Hello.
I've been working on a case with Splunk support for a week or two that involves the receiver port on one or more indexers getting plugged up and not taking new events for a while from transmitting universal forwarders.
I won't go into all the details of that case, but I need to collect additional netstat information for the very intermittent times this happens. I have some other non-Splunk-y ways I could do this, but processing the results would be easiest if they were in Splunk. Since this is intermittent it would be far more data than I'd need, but whatever might be easiest...
If I were to use the Splunk App for *nix, and its netstat script, to gather this information on indexers, what happens when this receiver port issue occurs? Does the output from a generating script somehow depend on the receiver port (9997), or in the case of a local event source on an indexer, is this handled internally? If it depends on the receiver port somehow, then I definitely need to go with another approach.
Thanks
It doesn't. You can test this by setting up a dev box with no receiving port and you will see scripted inputs still get ingested.
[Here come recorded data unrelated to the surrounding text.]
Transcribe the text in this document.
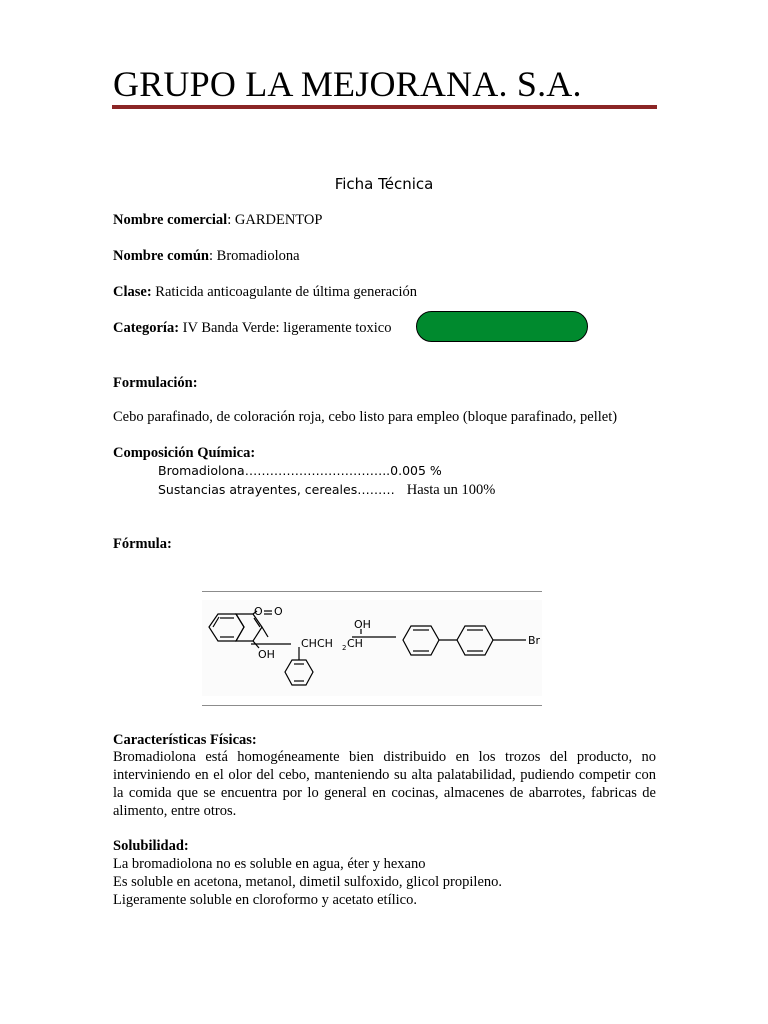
GRUPO LA MEJORANA. S.A.
Ficha Técnica
Nombre comercial: GARDENTOP
Nombre común: Bromadiolona
Clase: Raticida anticoagulante de última generación
Categoría: IV Banda Verde: ligeramente toxico
Formulación:
Cebo parafinado, de coloración roja, cebo listo para empleo (bloque parafinado, pellet)
Composición Química:
Bromadiolona……………………………..0.005 %
Sustancias atrayentes, cereales……… Hasta un 100%
Fórmula:
O O
OH
OH
CHCH 2 CH	Br
Características Físicas:
Bromadiolona está homogéneamente bien distribuido en los trozos del producto, no interviniendo en el olor del cebo, manteniendo su alta palatabilidad, pudiendo competir con la comida que se encuentra por lo general en cocinas, almacenes de abarrotes, fabricas de alimento, entre otros.
Solubilidad:
La bromadiolona no es soluble en agua, éter y hexano
Es soluble en acetona, metanol, dimetil sulfoxido, glicol propileno.
Ligeramente soluble en cloroformo y acetato etílico.
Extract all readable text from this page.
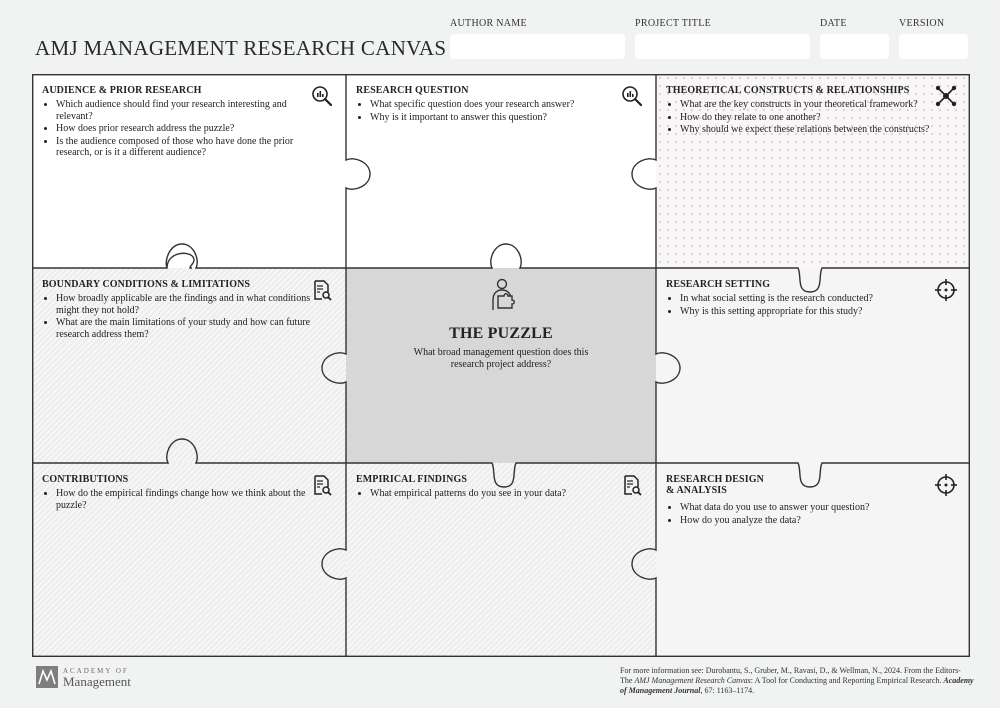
AMJ MANAGEMENT RESEARCH CANVAS
AUTHOR NAME	PROJECT TITLE	DATE	VERSION
AUDIENCE & PRIOR RESEARCH
• Which audience should find your research interesting and relevant?
• How does prior research address the puzzle?
• Is the audience composed of those who have done the prior research, or is it a different audience?
RESEARCH QUESTION
• What specific question does your research answer?
• Why is it important to answer this question?
THEORETICAL CONSTRUCTS & RELATIONSHIPS
• What are the key constructs in your theoretical framework?
• How do they relate to one another?
• Why should we expect these relations between the constructs?
BOUNDARY CONDITIONS & LIMITATIONS
• How broadly applicable are the findings and in what conditions might they not hold?
• What are the main limitations of your study and how can future research address them?
RESEARCH SETTING
• In what social setting is the research conducted?
• Why is this setting appropriate for this study?
CONTRIBUTIONS
• How do the empirical findings change how we think about the puzzle?
EMPIRICAL FINDINGS
• What empirical patterns do you see in your data?
RESEARCH DESIGN & ANALYSIS
• What data do you use to answer your question?
• How do you analyze the data?
THE PUZZLE
What broad management question does this research project address?
ACADEMY OF
Management
For more information see: Durobantu, S., Gruber, M., Ravasi, D., & Wellman, N., 2024. From the Editors- The AMJ Management Research Canvas: A Tool for Conducting and Reporting Empirical Research. Academy of Management Journal, 67: 1163–1174.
Now that said, if I were you I would probably keep the troubleshooting stuff seperate from splunk incase the big does also affect your data collection.
Maybe just run the Unix TA script using Cron and have it write to a file that you invest later? Would be an easy change.
Good luck
It doesn't. You can test this by setting up a dev box with no receiving port and you will see scripted inputs still get ingested.
Now that said, if I were you I would probably keep the troubleshooting stuff seperate from splunk incase the big does also affect your data collection.
Maybe just run the Unix TA script using Cron and have it write to a file that you invest later? Would be an easy change.
Good luck
Thanks for the info.
Great suggestion. I'll give that a shot.